Popular type 2 diabetes drug safe for kidney disease patients, study says

John Hopton for redOrbit.com – Your Universe Online

2014 has been a pretty positive year for stories about diabetes treatment, and it ends with the news that an important drug for patients with type 2 diabetes could be safe to use even after they are diagnosed with mild to moderate kidney disease. The current Food and Drug Administration (FDA) advice is to suspend use after diagnosis of kidney disease.

Metformin has been used in the United States to lower blood sugar in people with type 2 diabetes for 20 years, and is now the most widely used treatment for type 2. However, FDA guidelines have long stated that if a patient is diagnosed with mild to moderate kidney disease then metformin should be discontinued. A new study has called that advice into question, and if the FDA amends its guidance as a result then the drug could be made available to more than 2.5 million Americans living with type 2 diabetes.

According to a new, systematic review of the literature published by Yale investigators in the Journal of the American Medical Association (JAMA), the risk of metformin resulting in the serious condition lactic acidosis in patients with mild to moderate kidney disease is extremely low–comparable to the risk in those who did not take metformin.

Yale professor of medicine Dr Silvio E. Inzucchi and colleagues at Yale, the University of Texas Southwestern Medical Center, and Aston University in the United Kingdom conducted a systematic review of published research to assess the risk of lactic acidosis with metformin in diabetes patients with mild to moderate kidney disease.

“What we found is that there is essentially zero evidence that this is risky,” said Inzucchi, who is also medical director of the Yale Diabetes Center. “The drug could be used safely, so long as kidney function is stable and not severely impaired.”
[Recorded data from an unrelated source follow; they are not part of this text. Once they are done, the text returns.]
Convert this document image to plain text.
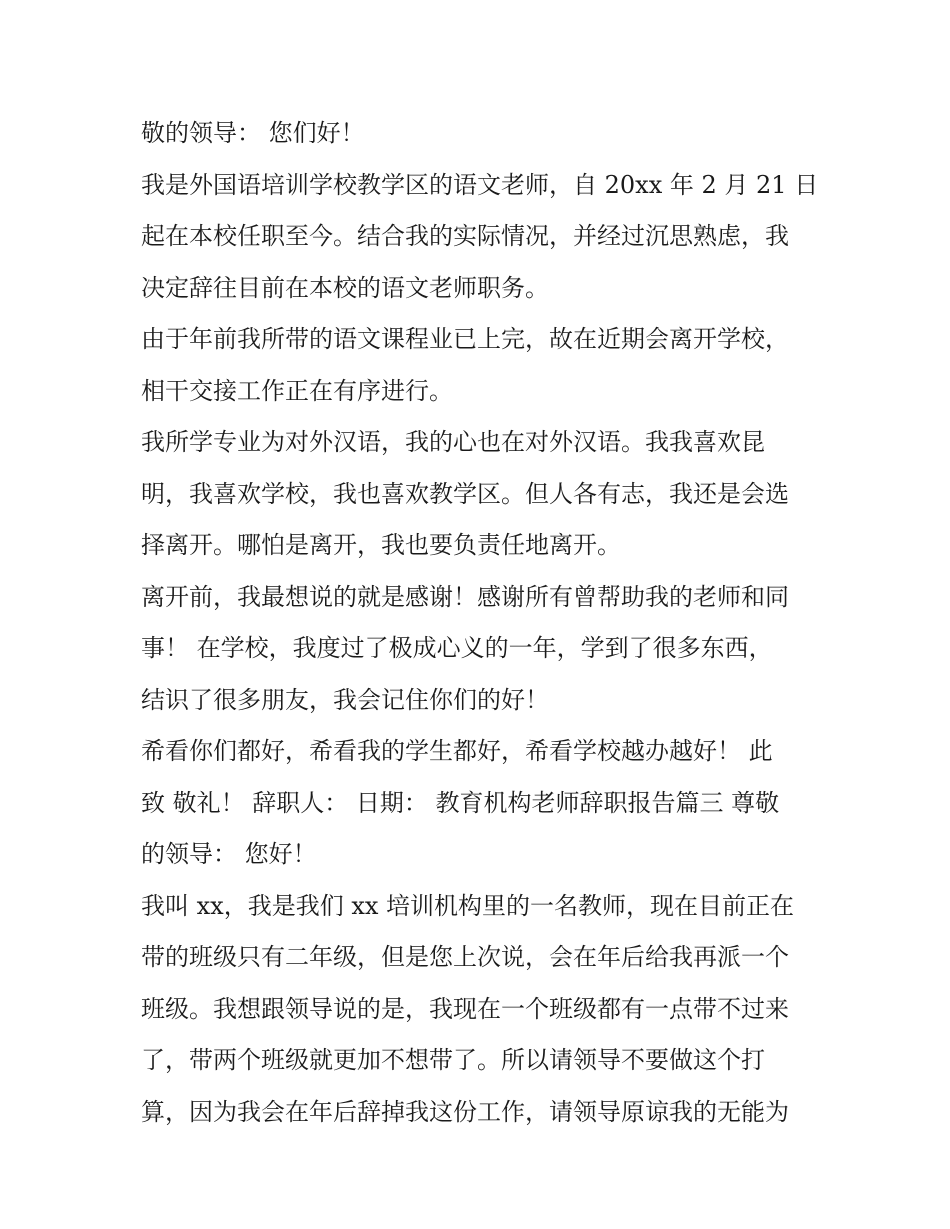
敬的领导： 您们好！
我是外国语培训学校教学区的语文老师，自 20xx 年 2 月 21 日
起在本校任职至今。结合我的实际情况，并经过沉思熟虑，我
决定辞往目前在本校的语文老师职务。
由于年前我所带的语文课程业已上完，故在近期会离开学校，
相干交接工作正在有序进行。
我所学专业为对外汉语，我的心也在对外汉语。我我喜欢昆
明，我喜欢学校，我也喜欢教学区。但人各有志，我还是会选
择离开。哪怕是离开，我也要负责任地离开。
离开前，我最想说的就是感谢！感谢所有曾帮助我的老师和同
事！ 在学校，我度过了极成心义的一年，学到了很多东西，
结识了很多朋友，我会记住你们的好！
希看你们都好，希看我的学生都好，希看学校越办越好！ 此
致 敬礼！ 辞职人： 日期： 教育机构老师辞职报告篇三 尊敬
的领导： 您好！
我叫 xx，我是我们 xx 培训机构里的一名教师，现在目前正在
带的班级只有二年级，但是您上次说，会在年后给我再派一个
班级。我想跟领导说的是，我现在一个班级都有一点带不过来
了，带两个班级就更加不想带了。所以请领导不要做这个打
算，因为我会在年后辞掉我这份工作，请领导原谅我的无能为
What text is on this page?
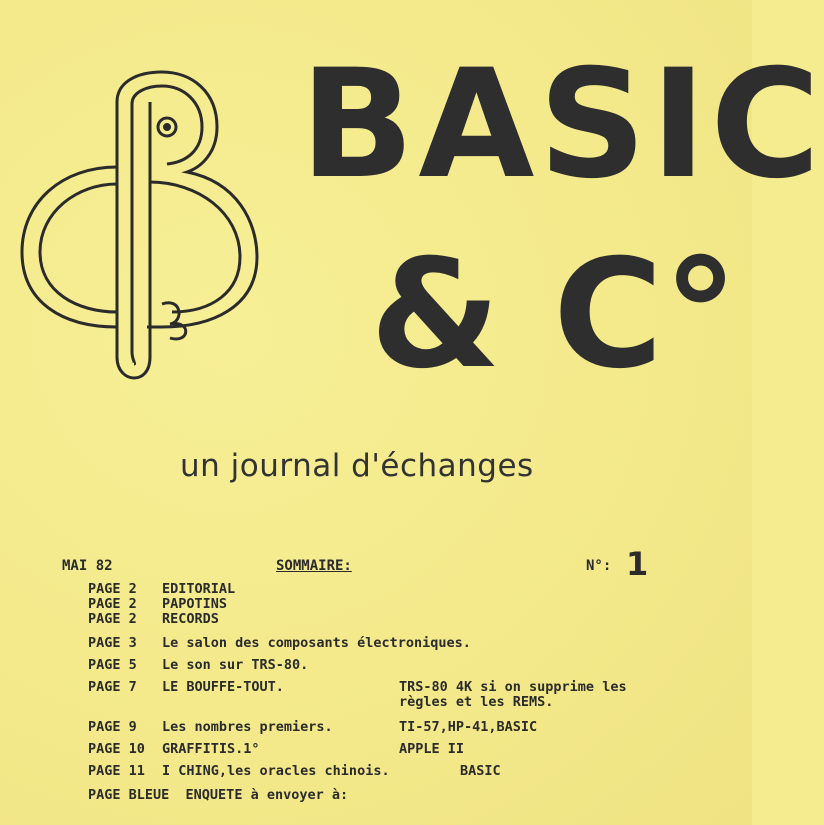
BASIC
& C°
un journal d'échanges
MAI 82	SOMMAIRE:	N°: 1
PAGE 2 EDITORIAL
PAGE 2 PAPOTINS
PAGE 2 RECORDS
PAGE 3 Le salon des composants électroniques.
PAGE 5 Le son sur TRS-80.
PAGE 7 LE BOUFFE-TOUT.	TRS-80 4K si on supprime les
règles et les REMS.
PAGE 9 Les nombres premiers.	TI-57,HP-41,BASIC
PAGE 10 GRAFFITIS.1°	APPLE II
PAGE 11 I CHING,les oracles chinois.	BASIC
PAGE BLEUE ENQUETE à envoyer à:
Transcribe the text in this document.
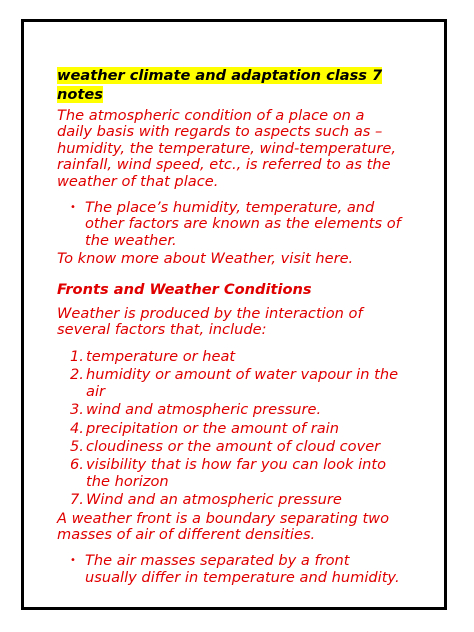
weather climate and adaptation class 7 notes

The atmospheric condition of a place on a daily basis with regards to aspects such as – humidity, the temperature, wind-temperature, rainfall, wind speed, etc., is referred to as the weather of that place.

• The place’s humidity, temperature, and other factors are known as the elements of the weather.

To know more about Weather, visit here.

Fronts and Weather Conditions

Weather is produced by the interaction of several factors that, include:

1. temperature or heat
2. humidity or amount of water vapour in the air
3. wind and atmospheric pressure.
4. precipitation or the amount of rain
5. cloudiness or the amount of cloud cover
6. visibility that is how far you can look into the horizon
7. Wind and an atmospheric pressure

A weather front is a boundary separating two masses of air of different densities.

• The air masses separated by a front usually differ in temperature and humidity.
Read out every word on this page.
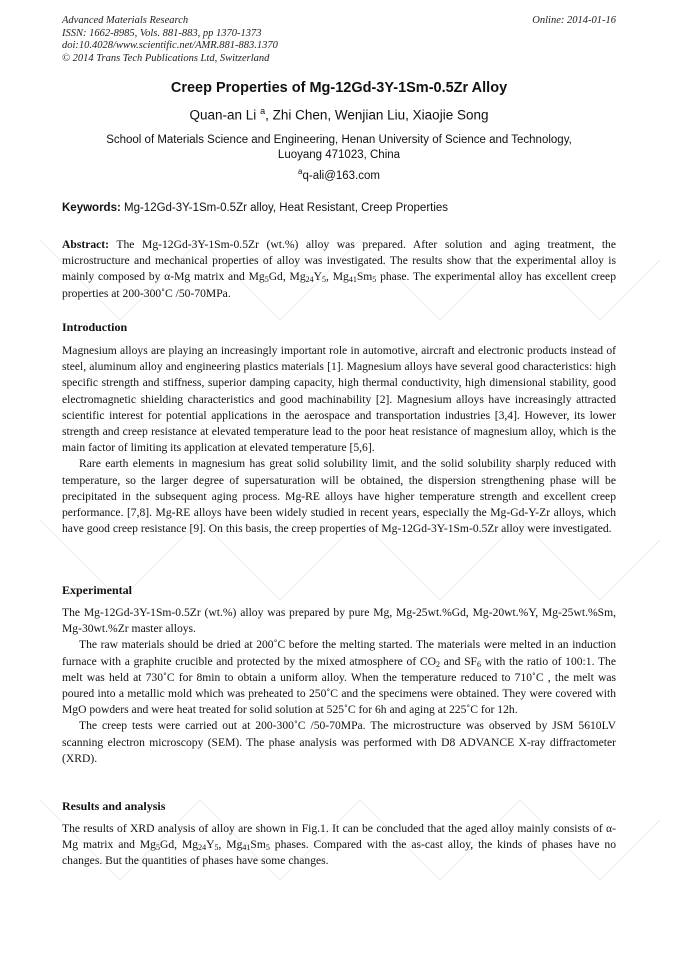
Advanced Materials Research
ISSN: 1662-8985, Vols. 881-883, pp 1370-1373
doi:10.4028/www.scientific.net/AMR.881-883.1370
© 2014 Trans Tech Publications Ltd, Switzerland
Online: 2014-01-16
Creep Properties of Mg-12Gd-3Y-1Sm-0.5Zr Alloy
Quan-an Li $^a$, Zhi Chen, Wenjian Liu, Xiaojie Song
School of Materials Science and Engineering, Henan University of Science and Technology,
Luoyang 471023, China
$^a$q-ali@163.com
Keywords: Mg-12Gd-3Y-1Sm-0.5Zr alloy, Heat Resistant, Creep Properties

Abstract: The Mg-12Gd-3Y-1Sm-0.5Zr (wt.%) alloy was prepared. After solution and aging treatment, the microstructure and mechanical properties of alloy was investigated. The results show that the experimental alloy is mainly composed by α-Mg matrix and $Mg_5Gd$, $Mg_{24}Y_5$, $Mg_{41}Sm_5$ phase. The experimental alloy has excellent creep properties at 200-300˚C /50-70MPa.

Introduction

Magnesium alloys are playing an increasingly important role in automotive, aircraft and electronic products instead of steel, aluminum alloy and engineering plastics materials [1]. Magnesium alloys have several good characteristics: high specific strength and stiffness, superior damping capacity, high thermal conductivity, high dimensional stability, good electromagnetic shielding characteristics and good machinability [2]. Magnesium alloys have increasingly attracted scientific interest for potential applications in the aerospace and transportation industries [3,4]. However, its lower strength and creep resistance at elevated temperature lead to the poor heat resistance of magnesium alloy, which is the main factor of limiting its application at elevated temperature [5,6].

Rare earth elements in magnesium has great solid solubility limit, and the solid solubility sharply reduced with temperature, so the larger degree of supersaturation will be obtained, the dispersion strengthening phase will be precipitated in the subsequent aging process. Mg-RE alloys have higher temperature strength and excellent creep performance. [7,8]. Mg-RE alloys have been widely studied in recent years, especially the Mg-Gd-Y-Zr alloys, which have good creep resistance [9]. On this basis, the creep properties of Mg-12Gd-3Y-1Sm-0.5Zr alloy were investigated.

Experimental

The Mg-12Gd-3Y-1Sm-0.5Zr (wt.%) alloy was prepared by pure Mg, Mg-25wt.%Gd, Mg-20wt.%Y, Mg-25wt.%Sm, Mg-30wt.%Zr master alloys.

The raw materials should be dried at 200˚C before the melting started. The materials were melted in an induction furnace with a graphite crucible and protected by the mixed atmosphere of $CO_2$ and $SF_6$ with the ratio of 100:1. The melt was held at 730˚C for 8min to obtain a uniform alloy. When the temperature reduced to 710˚C , the melt was poured into a metallic mold which was preheated to 250˚C and the specimens were obtained. They were covered with MgO powders and were heat treated for solid solution at 525˚C for 6h and aging at 225˚C for 12h.

The creep tests were carried out at 200-300˚C /50-70MPa. The microstructure was observed by JSM 5610LV scanning electron microscopy (SEM). The phase analysis was performed with D8 ADVANCE X-ray diffractometer (XRD).

Results and analysis

The results of XRD analysis of alloy are shown in Fig.1. It can be concluded that the aged alloy mainly consists of α-Mg matrix and $Mg_5Gd$, $Mg_{24}Y_5$, $Mg_{41}Sm_5$ phases. Compared with the as-cast alloy, the kinds of phases have no changes. But the quantities of phases have some changes.
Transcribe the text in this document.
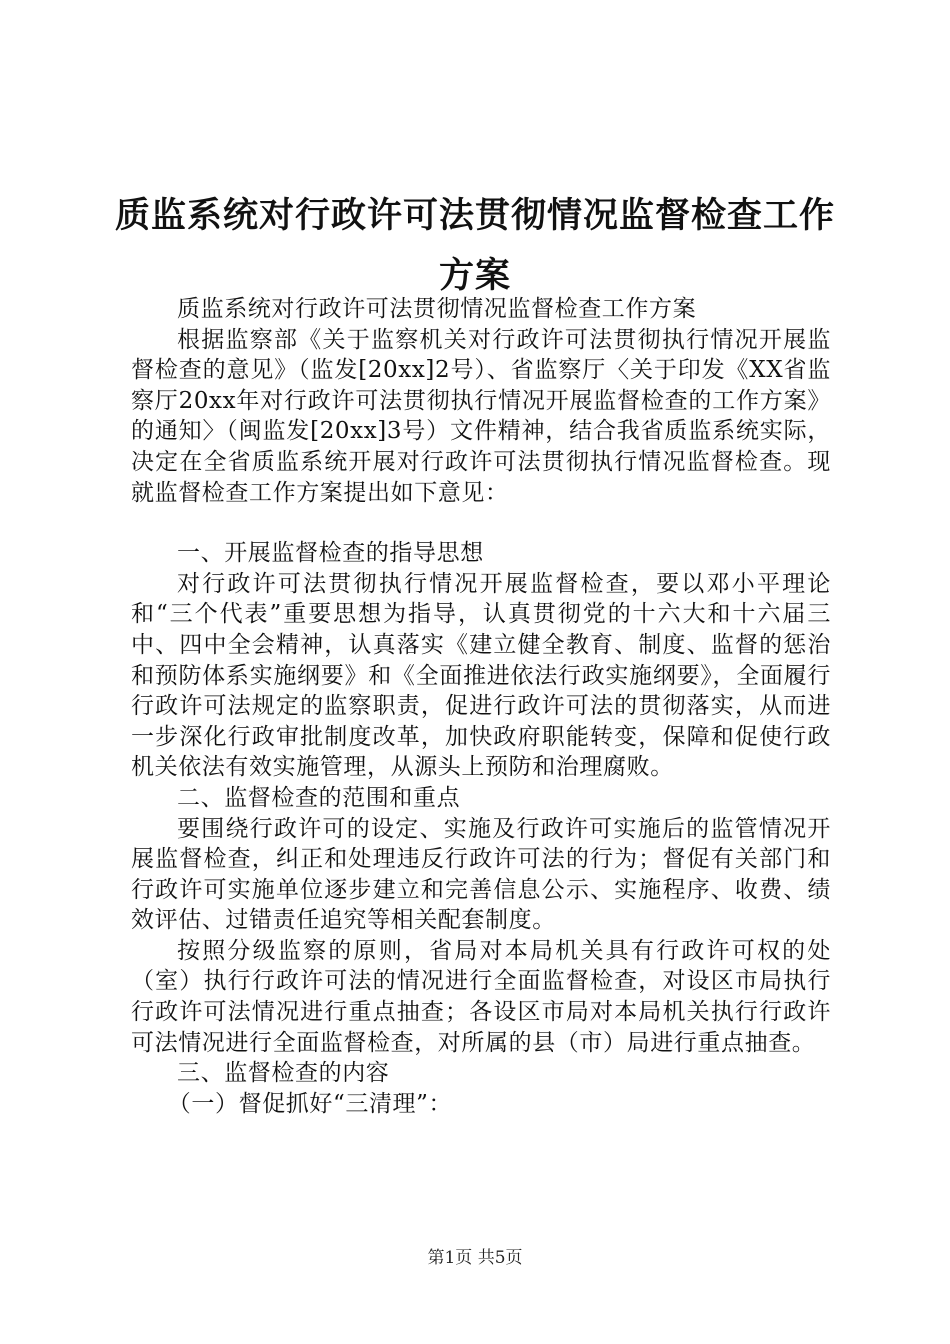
质监系统对行政许可法贯彻情况监督检查工作
方案

质监系统对行政许可法贯彻情况监督检查工作方案

根据监察部《关于监察机关对行政许可法贯彻执行情况开展监督检查的意见》（监发[20xx]2号）、省监察厅〈关于印发《XX省监察厅20xx年对行政许可法贯彻执行情况开展监督检查的工作方案》的通知〉（闽监发[20xx]3号）文件精神，结合我省质监系统实际，决定在全省质监系统开展对行政许可法贯彻执行情况监督检查。现就监督检查工作方案提出如下意见：

一、开展监督检查的指导思想

对行政许可法贯彻执行情况开展监督检查，要以邓小平理论和“三个代表”重要思想为指导，认真贯彻党的十六大和十六届三中、四中全会精神，认真落实《建立健全教育、制度、监督的惩治和预防体系实施纲要》和《全面推进依法行政实施纲要》，全面履行行政许可法规定的监察职责，促进行政许可法的贯彻落实，从而进一步深化行政审批制度改革，加快政府职能转变，保障和促使行政机关依法有效实施管理，从源头上预防和治理腐败。

二、监督检查的范围和重点

要围绕行政许可的设定、实施及行政许可实施后的监管情况开展监督检查，纠正和处理违反行政许可法的行为；督促有关部门和行政许可实施单位逐步建立和完善信息公示、实施程序、收费、绩效评估、过错责任追究等相关配套制度。

按照分级监察的原则，省局对本局机关具有行政许可权的处（室）执行行政许可法的情况进行全面监督检查，对设区市局执行行政许可法情况进行重点抽查；各设区市局对本局机关执行行政许可法情况进行全面监督检查，对所属的县（市）局进行重点抽查。

三、监督检查的内容

（一）督促抓好“三清理”：

第1页 共5页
The researchers have recommended that the FDA implement a change, pointing out that patients who had previously received great benefit from using metformin were being denied it unnecessarily upon diagnosis of kidney disease of any severity.

“They hit a certain age, their kidney function starts to decline, and the first thing most doctors do is to stop metformin,” Inzucchi said. “What invariably happens next is their diabetes goes out of control. Other drugs may be substituted, but they are usually not generic products like metformin, and so are more expensive and may also have more side effects.”

Inzucchi noted that many health professionals are already aware that the risk of kidney problems due to metformin use is small in the face of the drug’s significant benefits, and are overlooking FDA advice presently. One hundred diabetes experts in the US have backed the group’s recommendation that FDA guidelines be updated.

“Many in the field know that metformin can be used cautiously in patients who have mild to moderate kidney problems,” Inzucchi explained. “Most specialists do this all the time.”

In the case of severe kidney disease, Inzucchi acknowledges that although reduced dosage and careful monitoring may allow limited use of metformin, the desired opening up of regulation that applies to mild to moderate patients is not applicable at this time.

The news comes in the same twelve months that saw Google announce that it is working on smart contact lenses to help diabetics monitor blood sugar levels, the proposal of a less problematic alternative to daily insulin injections for type 2 patients, and a potential cure for type 1 after a stem cell research breakthrough. The stem cell research was inspired by a Harvard professor who wanted to find a cure for his son and daughter who both have type 1 diabetes.